Ortada böyle bir rapor var mı?

Raporda böyle bir tespit/yorum var mı?

SORDUM, SORUŞTURDUM

Ne Babacan ve Özkök'ün ne de Özkök'ün tek tek sayıp rakam verdiği (muhalefet medyasından) 17 internet sitesi, 3 TV kanalı ve bilumum yorumcu ve köşe yazarının sormadığını ben sordum muhataplarına. Buna göre:

- SETA'dan konuştuğum üst düzey isimler böyle bir rapor olmadığını söylediler. SETA'nın bir düşünce kuruluşu olarak başka yerlere olduğu AK Parti için de zaman zaman saha çalışmaları ve derinlemesine mülakatlar yaptığını ama hiçbir çalışmada "Erdoğan'ın dokunulmazlığı kalmadı" gibi hüküm cümleleri kurmadıklarını, nesnel bilgiler paylaştıklarını aktardılar.

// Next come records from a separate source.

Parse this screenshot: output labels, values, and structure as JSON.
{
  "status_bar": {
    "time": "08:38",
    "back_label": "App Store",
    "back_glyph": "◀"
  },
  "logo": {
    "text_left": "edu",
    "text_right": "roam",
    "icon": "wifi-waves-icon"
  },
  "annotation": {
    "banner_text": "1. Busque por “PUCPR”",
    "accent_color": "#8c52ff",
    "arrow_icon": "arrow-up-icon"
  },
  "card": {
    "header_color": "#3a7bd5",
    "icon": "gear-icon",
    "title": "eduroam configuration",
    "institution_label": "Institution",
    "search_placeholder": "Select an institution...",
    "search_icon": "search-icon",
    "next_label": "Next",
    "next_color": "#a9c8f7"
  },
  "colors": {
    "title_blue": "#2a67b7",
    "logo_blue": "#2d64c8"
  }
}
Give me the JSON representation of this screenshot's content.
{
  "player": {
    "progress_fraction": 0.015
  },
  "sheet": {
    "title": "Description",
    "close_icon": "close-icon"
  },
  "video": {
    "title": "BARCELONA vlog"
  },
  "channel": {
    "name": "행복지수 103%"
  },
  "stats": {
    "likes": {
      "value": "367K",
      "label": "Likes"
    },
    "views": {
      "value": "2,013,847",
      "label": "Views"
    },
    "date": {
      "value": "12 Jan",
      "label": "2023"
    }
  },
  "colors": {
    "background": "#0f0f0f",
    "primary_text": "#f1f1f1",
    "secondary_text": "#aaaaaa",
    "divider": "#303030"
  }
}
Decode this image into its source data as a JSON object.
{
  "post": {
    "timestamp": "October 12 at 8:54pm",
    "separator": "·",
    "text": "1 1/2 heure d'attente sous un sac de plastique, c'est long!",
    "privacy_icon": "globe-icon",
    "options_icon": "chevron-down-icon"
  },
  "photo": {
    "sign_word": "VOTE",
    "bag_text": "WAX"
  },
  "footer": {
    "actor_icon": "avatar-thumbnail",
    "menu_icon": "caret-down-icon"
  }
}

- AK Parti'den yetkili isimler de benzer şekilde konuştu. Kuruluşundan bu yana parti olarak sahaya önem verdiklerini, partinin kendi kanalları dışında da düşünce kuruluşlarından ve ajanslardan faydalandıklarını dile getirdiler ama bahsi geçen SETA raporunu konuştuğum kimse teyit etmedi.

KULİS HABERCİLİĞİ Mİ, OPERASYON GAZETECİLİĞİ Mİ?

Kulis haberciliği Ankara gazeteciliğine önemli bir "pencere" açıyor elbette. Ve gazeteciler haber kaynaklarını açıklamama özgürlüğüne sahiptirler.

Kamuoyunun doğru ve temiz habere ulaşabilmesi için gerekli kaideler bunlar.

Lakin.... Özellikle konvansiyonel medyanın hükmünün-etkisinin kalmadığı, dijital/sosyal medyanın hakikati ve olguları parçalayıp yalapşap algılar oluşturduğu, gazetecilerin de haberinin yalanlanmasından -artık- utanmadığı bir dönemde kulis haberciliğinin "operasyon gazeteciliğine" döndüğünü de görmek gerek.

Siyasetin medyanın arkasına saklanması bir sorundur evet ama medyanın kendisine tanınan özgürlükleri ve yetkiyi kullanarak siyasete tuzaklar tezgahlar kurması, operasyon çekmesi de çok büyük bir sorundur.